Baby Blues and Clear Skies: 7 Ways to Combat Postpartum Depression

“Parenthood always comes as a shock. Postpartum blues? Postpartum panic is more like it. We set out to have a baby; what we get is a total take-over of our lives.” -Polly Berrien Berends

About one woman in every seven will experience a period of depression after her baby is born. When you think about the massive effort, the complex cocktail of hormones and the sudden vacuum the baby leaves in the body, it’s astonishing that it doesn’t happen to every woman. And it can be tricky to spot because different personalities manifest Postpartum Depression differently.

The most common signs of PPD are:

Anger: Irritability is a classic sign of postpartum depression. Yet, so many women experience this. “It’s not ‘if’ you see red, it’s ‘when’ your see red,” one delivery nurse said to a new mom. It may come in the form of wanting to control all things relating to the baby, frustration that the baby isn’t sleeping, or irritation with visitors, relatives or maternity caregivers.

Brain Fog: You will find you are not often thinking clearly, forgetting, misplacing, and not nearly as organized as your were pre-baby.

Scary Thoughts: It’s a wakeup call that you are not in control of your own thoughts. Sometimes it’s imagining that something horrible will happen to the baby, you might dream that you do something terribly irresponsible or that you actually fantasize about hurting the baby yourself.
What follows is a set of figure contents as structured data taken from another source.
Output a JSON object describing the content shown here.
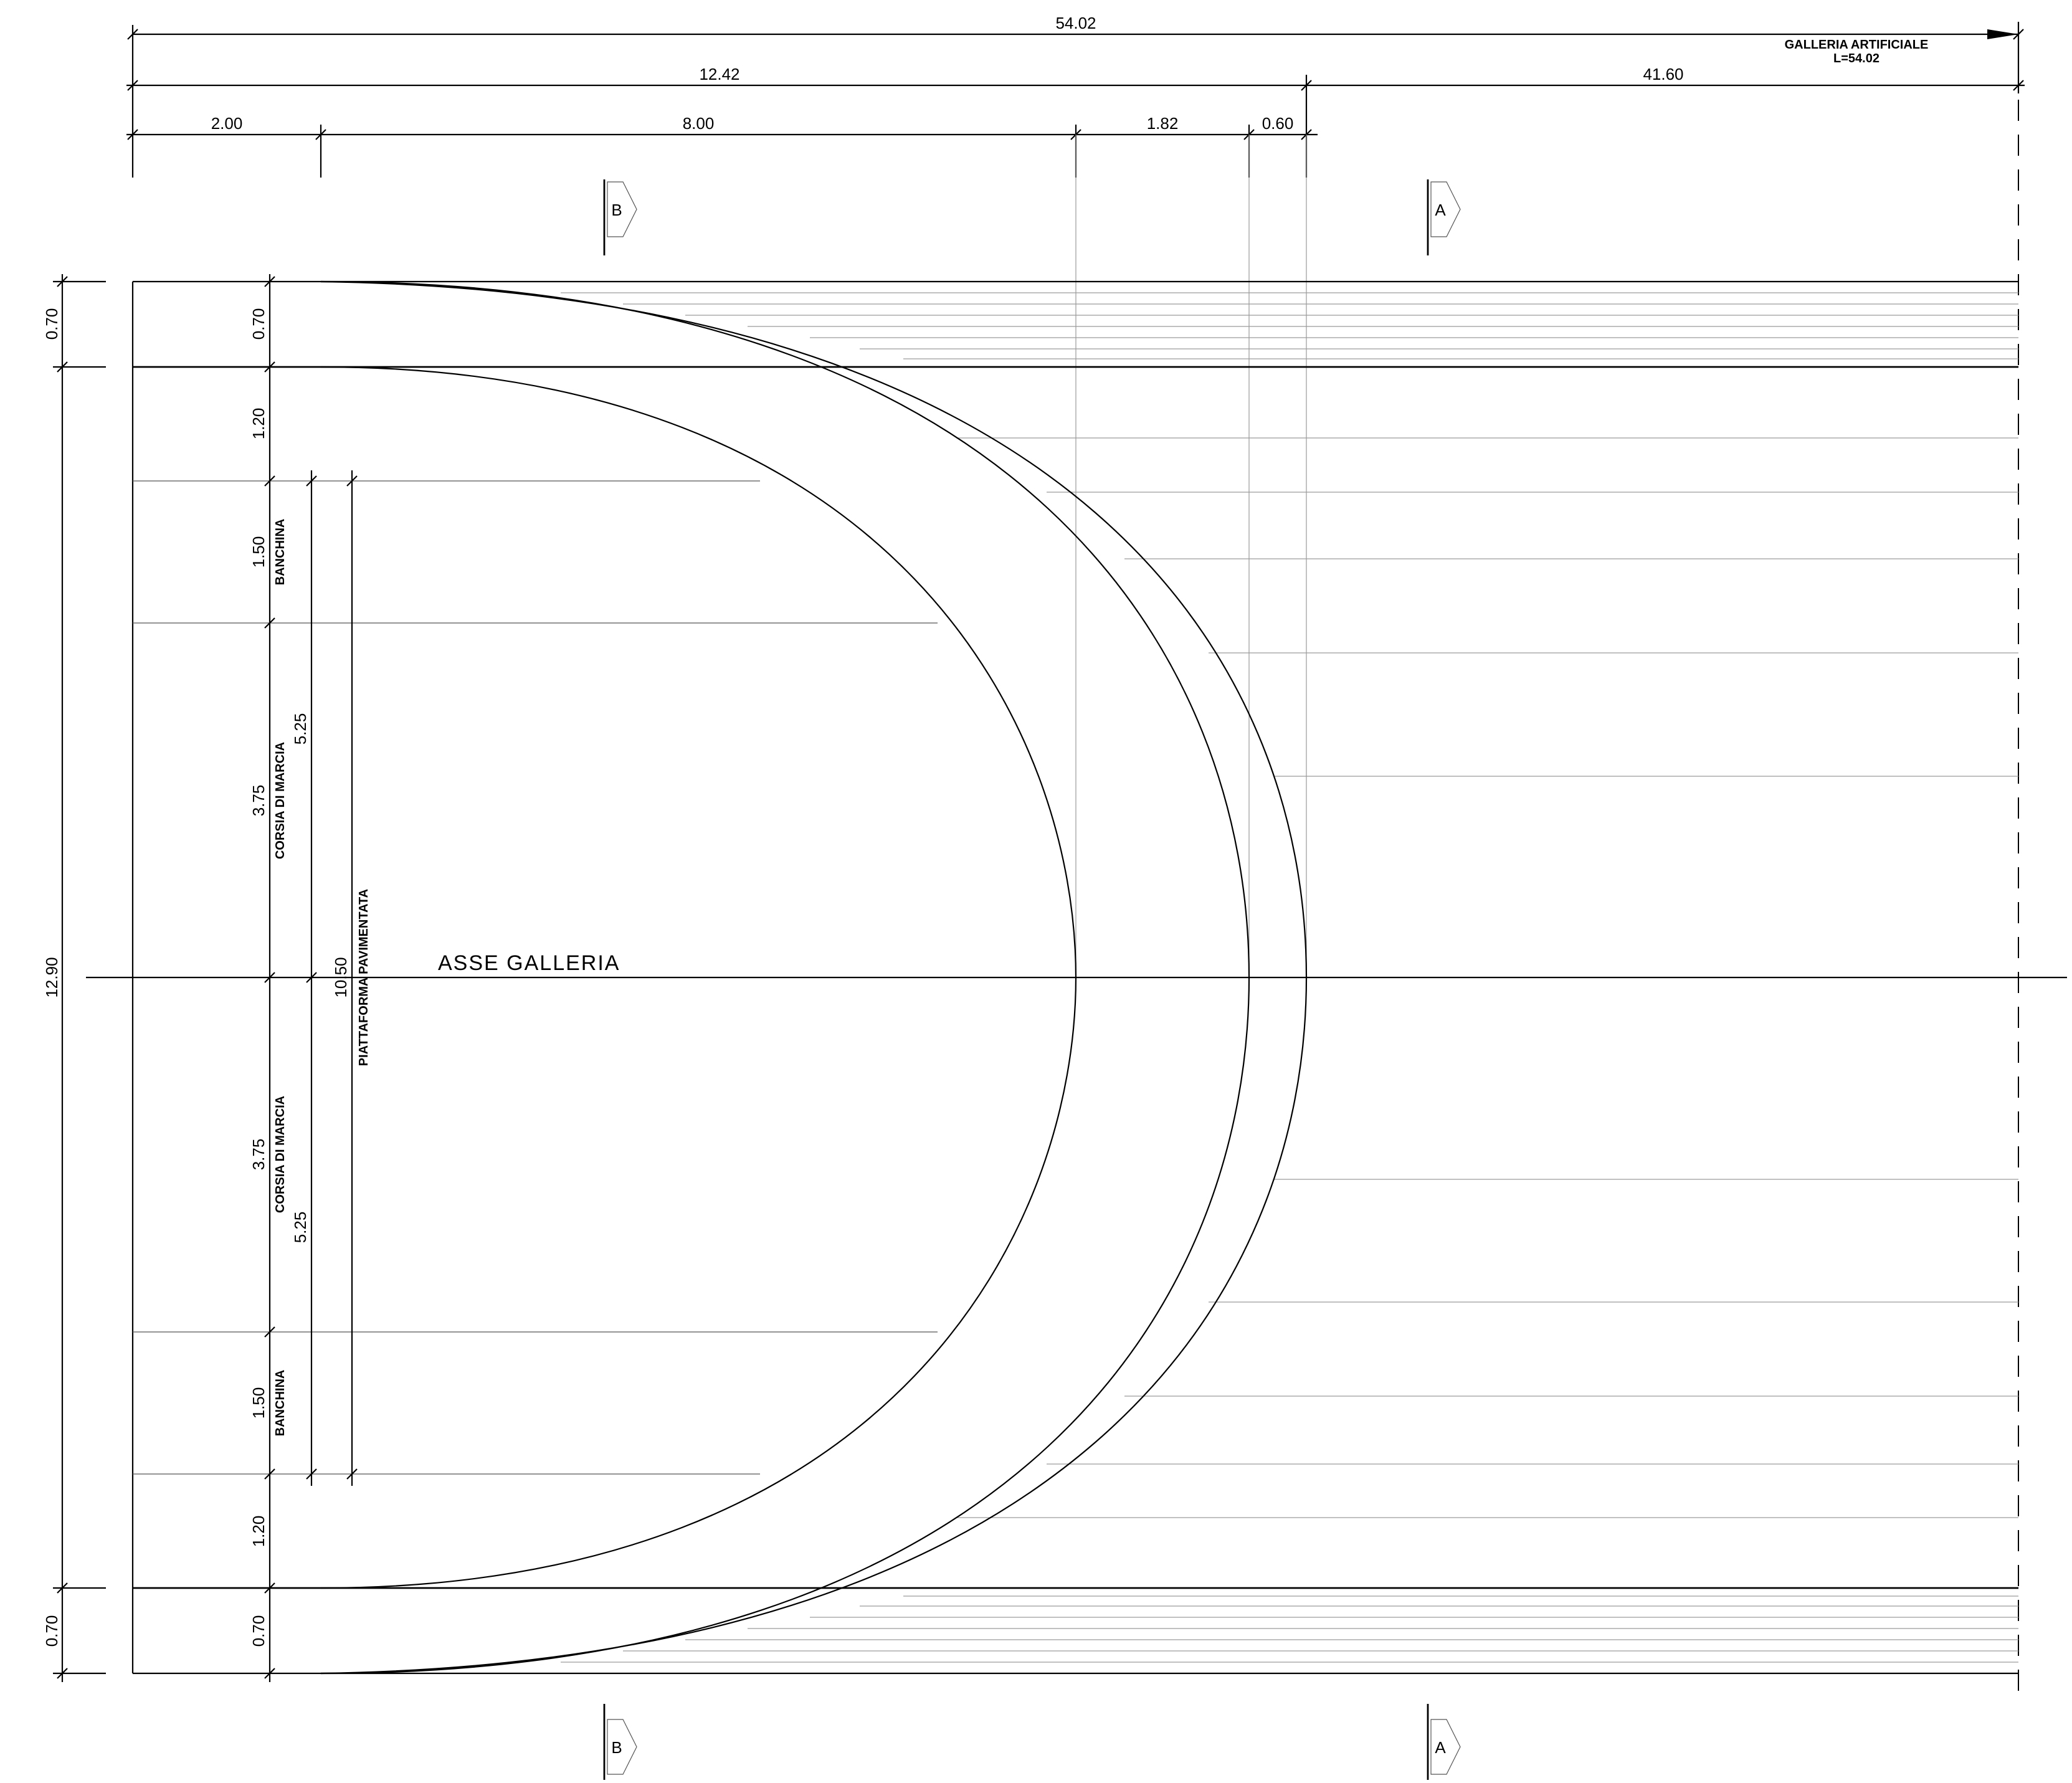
{
  "dimensions_top": {
    "total": "54.02",
    "part_a": "12.42",
    "part_b": "41.60",
    "seg_1": "2.00",
    "seg_2": "8.00",
    "seg_3": "1.82",
    "seg_4": "0.60"
  },
  "galleria_label": {
    "line1": "GALLERIA ARTIFICIALE",
    "line2": "L=54.02"
  },
  "section_markers": {
    "b": "B",
    "a": "A"
  },
  "dimensions_left_outer": {
    "top": "0.70",
    "middle": "12.90",
    "bottom": "0.70"
  },
  "dimensions_left_inner": [
    "0.70",
    "1.20",
    "1.50",
    "3.75",
    "3.75",
    "1.50",
    "1.20",
    "0.70"
  ],
  "lane_labels": {
    "banchina": "BANCHINA",
    "corsia": "CORSIA DI MARCIA"
  },
  "half_width": "5.25",
  "platform": {
    "width": "10.50",
    "label": "PIATTAFORMA PAVIMENTATA"
  },
  "axis_label": "ASSE GALLERIA"
}
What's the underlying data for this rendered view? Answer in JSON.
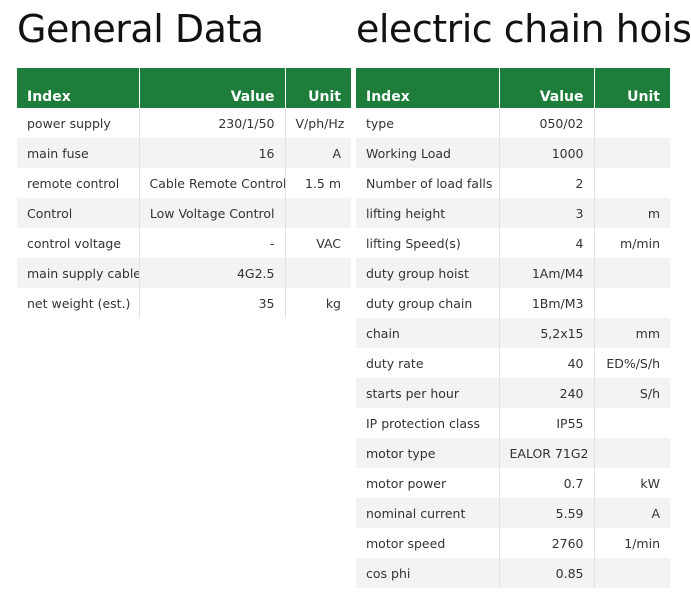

This is a big indicator that you are PPD and not a horrifying monster.

Insomnia: All new moms are tired, but being on high alert means that sometimes you can’t sleep even when you have the opportunity.

Physical symptoms: Some women experience physical discomfort from PPD, like headaches, backaches, stomach issues or other chronic health issues. So if you are seeing a collection of these symptoms surface in your new world, absolutely talk to your doctor. Don’t blow it off as a temporary or unimportant condition; PPD is a side effect of pregnancy and it has real and lasting consequences for new mothers.

Here are some immediate recommendations for PPD:

1.Dedicated Mommy-free Time. It’s helpful to schedule some dedicated “me time” at least once a week. Even if you take a walk between nursing sessions, you need time to decompress. Don’t clean the house with your “me” time, go to a movie, read a book, visit with a friend baby free. And don’t take your purse, just stick your things in your pockets and remember what it feels like to carry nothing.

2. Stay active. It is really very important to keep the mood elevated. Even ten minutes a day of yoga, swimming, a couple turns around the jogging track will do the trick.

3. Call in the troops. Let your people know you need some help with meals, laundry, or taking out the garbage. Take as many tasks off your plate as possible and concentrate on bonding with your baby.

4. Try fish oil. Some studies suggest that the Omega-3 fatty acids in fish can lessen the severity of PPD.

5. Don’t isolate yourself. Have some trusted friends come over to help out, and get out of the house regularly, even just to take the baby for a stroll. Be honest about how you are feeling and keep a journal to help get the feelings out of your system. They will pass if you allow yourself to process them.

It’s a good idea to make an appointment with your health care professional if feelings of depression continue after birth, and bring your partner, your mom or a close friend to the appointment so that someone is there to record your doctor’s advice. These symptoms are treatable, and the more preventive care you can manage in the beginning, the more you can enjoy your time with your infant.